Essa also said that the oil sector must be kept away from the political conflicts in Libya as it makes up 95% of the country’s general budget, adding that such a shutdown of exports affects Libyans in many respects, including their monthly salaries.
“There will be troubles due to the shutdown regarding the financial measures approved by the government in the coming days, knowing that up until the end of June, we did not feel the consequences of the closure.” He explained.
He said reforms will include slapping taxes on selling foreign currencies and other reforms will affect fuel prices, saying that the CBL formed three committees to find solutions for the Libyan citizens, who will be impacted by the reforms.
Responding to the Audit Bureau’s report and accusations against the CBL, the secretary of the CBL’s governor, Fathi Aqoub, said they sent the official response to the Attorney General’s Office, adding that the CBL is ready to be probed for the allegations.
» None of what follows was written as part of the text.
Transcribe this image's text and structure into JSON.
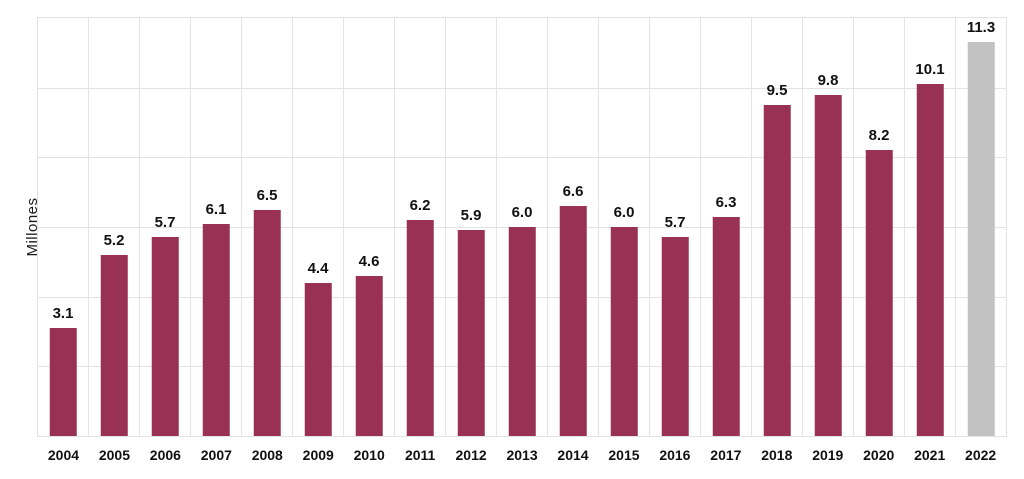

“The Audit Bureau’s report shook the inner circles of state institutions as they were not part of the making process of that report, especially the CBL, which only heard about the report on the media. This was a violation of the internal work codes as such reports should be given to the legislative authority, which is the one that can investigate such claims.” Aqoub added.
He also said that the CBL found it strange to see the Audit Bureau accusing it of manipulating letters of credit because “80% of them receive the Audit Bureau’s approval.
He indicated that the Audit Bureau has violated its work authorities as it expanded its scope to interfere in the CBL’s work as well as other institutions, while its own duty remains one that obliges it to file a report for the annual state expenditure and revenue, “which did not happen for years.”
“Oil ports shall return under the control and protection of Tripoli-based National Oil Corporation and this is the first factor needed for the reforms hold and get materialized on the ground. Libya lost billions of dollars in previous shutdowns and blockades of oil exports and cannot take it anymore.” Aqoub further added.
Khalifa Haftar’s command said in a statement on Wednesday that the CBL governor, Mohammed Al-Shoukri, who is appointed by the House of Representatives, shall assume office in place of Al-Siddiq Al-Kabeer in order to allow oil exportation and to reopen ports.